Not even a beginning, I tell myself. Not the barest of beginnings. But still, in the day that began with writing, and that seems borne along by what began there, before dawn, there seems a beginning, a way of being braced against what happens, a few sentences being set against silence, arising against it, as, I imagine a calligraphic sign, drawn at a stroke, arises against the whiteness of the page.
But it is delusion, just that. Nothing begins here, but this isn’t why it is necessary to write. It is not even failure that drives me, though there is no question of my failure. To wake, to begin, and to carry the origin forward in beginning: just that. To have allowed it to speak, the origin, as it rustles in writing, passing like the wind in the leaves in Tarkovsky’s film: no, I can never say that has happened, not here.

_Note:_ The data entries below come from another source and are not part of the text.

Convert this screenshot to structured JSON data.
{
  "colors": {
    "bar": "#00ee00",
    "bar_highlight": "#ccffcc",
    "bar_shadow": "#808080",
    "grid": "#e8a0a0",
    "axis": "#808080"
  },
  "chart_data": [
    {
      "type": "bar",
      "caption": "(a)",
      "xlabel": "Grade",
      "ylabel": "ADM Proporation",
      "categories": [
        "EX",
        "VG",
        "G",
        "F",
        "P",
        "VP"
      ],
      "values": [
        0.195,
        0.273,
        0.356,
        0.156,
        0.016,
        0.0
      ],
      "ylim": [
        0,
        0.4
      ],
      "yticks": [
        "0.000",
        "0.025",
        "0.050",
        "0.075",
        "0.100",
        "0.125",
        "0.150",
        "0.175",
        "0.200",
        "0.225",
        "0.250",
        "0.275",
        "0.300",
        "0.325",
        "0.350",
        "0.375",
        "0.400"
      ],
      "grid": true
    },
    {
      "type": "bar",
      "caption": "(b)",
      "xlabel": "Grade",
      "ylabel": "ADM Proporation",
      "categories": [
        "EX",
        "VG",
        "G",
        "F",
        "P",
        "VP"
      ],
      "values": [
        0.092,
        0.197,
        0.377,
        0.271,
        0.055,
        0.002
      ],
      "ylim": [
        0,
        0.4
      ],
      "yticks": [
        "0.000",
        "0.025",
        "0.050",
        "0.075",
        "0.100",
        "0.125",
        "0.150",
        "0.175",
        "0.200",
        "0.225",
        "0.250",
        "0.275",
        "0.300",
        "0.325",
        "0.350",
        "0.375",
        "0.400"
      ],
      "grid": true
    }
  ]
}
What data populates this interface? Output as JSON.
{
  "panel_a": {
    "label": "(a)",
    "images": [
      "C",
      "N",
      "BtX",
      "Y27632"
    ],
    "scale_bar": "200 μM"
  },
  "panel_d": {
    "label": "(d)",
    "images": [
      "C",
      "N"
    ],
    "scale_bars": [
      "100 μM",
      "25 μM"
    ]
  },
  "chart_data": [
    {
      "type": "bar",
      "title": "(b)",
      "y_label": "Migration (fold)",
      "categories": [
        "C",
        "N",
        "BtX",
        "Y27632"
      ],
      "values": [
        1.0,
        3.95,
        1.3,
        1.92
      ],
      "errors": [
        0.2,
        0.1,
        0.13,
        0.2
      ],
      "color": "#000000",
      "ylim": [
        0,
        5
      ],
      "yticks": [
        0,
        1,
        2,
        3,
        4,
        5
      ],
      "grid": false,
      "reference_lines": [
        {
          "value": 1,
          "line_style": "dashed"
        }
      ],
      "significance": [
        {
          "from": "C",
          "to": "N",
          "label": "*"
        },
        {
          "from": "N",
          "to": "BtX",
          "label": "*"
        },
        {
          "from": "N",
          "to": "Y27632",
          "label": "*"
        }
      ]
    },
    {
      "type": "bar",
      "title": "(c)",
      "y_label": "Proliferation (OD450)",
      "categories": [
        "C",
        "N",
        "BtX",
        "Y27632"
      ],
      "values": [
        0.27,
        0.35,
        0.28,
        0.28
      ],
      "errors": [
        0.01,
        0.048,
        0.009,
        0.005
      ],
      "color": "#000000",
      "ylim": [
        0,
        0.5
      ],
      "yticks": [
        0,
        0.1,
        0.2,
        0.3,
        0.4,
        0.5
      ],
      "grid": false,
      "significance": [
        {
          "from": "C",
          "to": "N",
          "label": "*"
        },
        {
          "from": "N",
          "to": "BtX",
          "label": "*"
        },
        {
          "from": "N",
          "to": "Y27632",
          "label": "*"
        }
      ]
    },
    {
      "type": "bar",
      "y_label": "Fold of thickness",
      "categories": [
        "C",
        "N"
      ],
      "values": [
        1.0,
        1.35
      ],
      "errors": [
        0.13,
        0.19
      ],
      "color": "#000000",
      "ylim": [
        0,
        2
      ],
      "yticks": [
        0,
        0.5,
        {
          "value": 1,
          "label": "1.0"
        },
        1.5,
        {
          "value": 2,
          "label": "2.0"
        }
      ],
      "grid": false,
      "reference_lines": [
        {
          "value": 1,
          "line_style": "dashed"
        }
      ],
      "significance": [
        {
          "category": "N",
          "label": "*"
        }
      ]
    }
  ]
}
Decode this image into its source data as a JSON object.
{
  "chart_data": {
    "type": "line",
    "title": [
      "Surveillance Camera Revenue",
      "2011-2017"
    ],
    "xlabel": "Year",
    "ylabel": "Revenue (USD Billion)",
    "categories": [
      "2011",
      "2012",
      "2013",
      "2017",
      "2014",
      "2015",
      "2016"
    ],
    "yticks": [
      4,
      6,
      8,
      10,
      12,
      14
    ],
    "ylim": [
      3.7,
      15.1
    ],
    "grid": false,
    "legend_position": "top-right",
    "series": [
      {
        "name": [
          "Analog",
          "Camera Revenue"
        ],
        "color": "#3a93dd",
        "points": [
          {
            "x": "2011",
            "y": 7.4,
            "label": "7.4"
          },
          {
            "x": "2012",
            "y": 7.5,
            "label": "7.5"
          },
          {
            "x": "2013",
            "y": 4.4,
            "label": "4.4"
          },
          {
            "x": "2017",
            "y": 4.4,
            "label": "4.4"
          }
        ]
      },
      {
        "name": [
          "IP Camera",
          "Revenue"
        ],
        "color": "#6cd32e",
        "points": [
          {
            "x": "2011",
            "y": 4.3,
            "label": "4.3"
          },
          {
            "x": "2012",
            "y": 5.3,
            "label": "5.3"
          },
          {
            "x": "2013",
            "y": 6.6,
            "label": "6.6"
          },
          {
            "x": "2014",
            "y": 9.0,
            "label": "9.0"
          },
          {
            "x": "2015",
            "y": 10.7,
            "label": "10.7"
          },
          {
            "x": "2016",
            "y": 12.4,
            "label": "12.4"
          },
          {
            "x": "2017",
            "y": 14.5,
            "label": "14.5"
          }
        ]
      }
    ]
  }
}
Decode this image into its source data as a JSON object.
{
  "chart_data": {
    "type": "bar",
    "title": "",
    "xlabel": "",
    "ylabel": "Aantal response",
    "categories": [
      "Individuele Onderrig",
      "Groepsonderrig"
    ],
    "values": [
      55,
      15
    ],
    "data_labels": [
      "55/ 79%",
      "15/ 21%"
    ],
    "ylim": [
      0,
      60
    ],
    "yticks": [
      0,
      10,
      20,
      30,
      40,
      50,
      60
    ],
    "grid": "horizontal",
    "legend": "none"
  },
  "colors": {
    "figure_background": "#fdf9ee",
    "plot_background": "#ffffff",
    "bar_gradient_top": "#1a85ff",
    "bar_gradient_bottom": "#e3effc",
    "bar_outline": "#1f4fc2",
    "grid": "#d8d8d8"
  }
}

What would I like to say? What is there to be said? Only what sets itself against silence and lets it speak. Only what lets silence and in its struggle into existence, the one against the other. Struggle – or play, one rising higher as the other rises, finding their way into a sky I would like to spread around me, like the seven headed snake that spreads its canopy above Vishnu.
A sheltering sky. But where what shelters exposes, like the slit in the nomad’s tent that is the opening to God. A sheltering silence, slashed in the walls of sense: not the record of passing days the prisoner keeps by scratches, but its opposite, as if every day was the first day, and 1 + 1, as is written on Domenico’s walls in Nostalgia, always equals 1.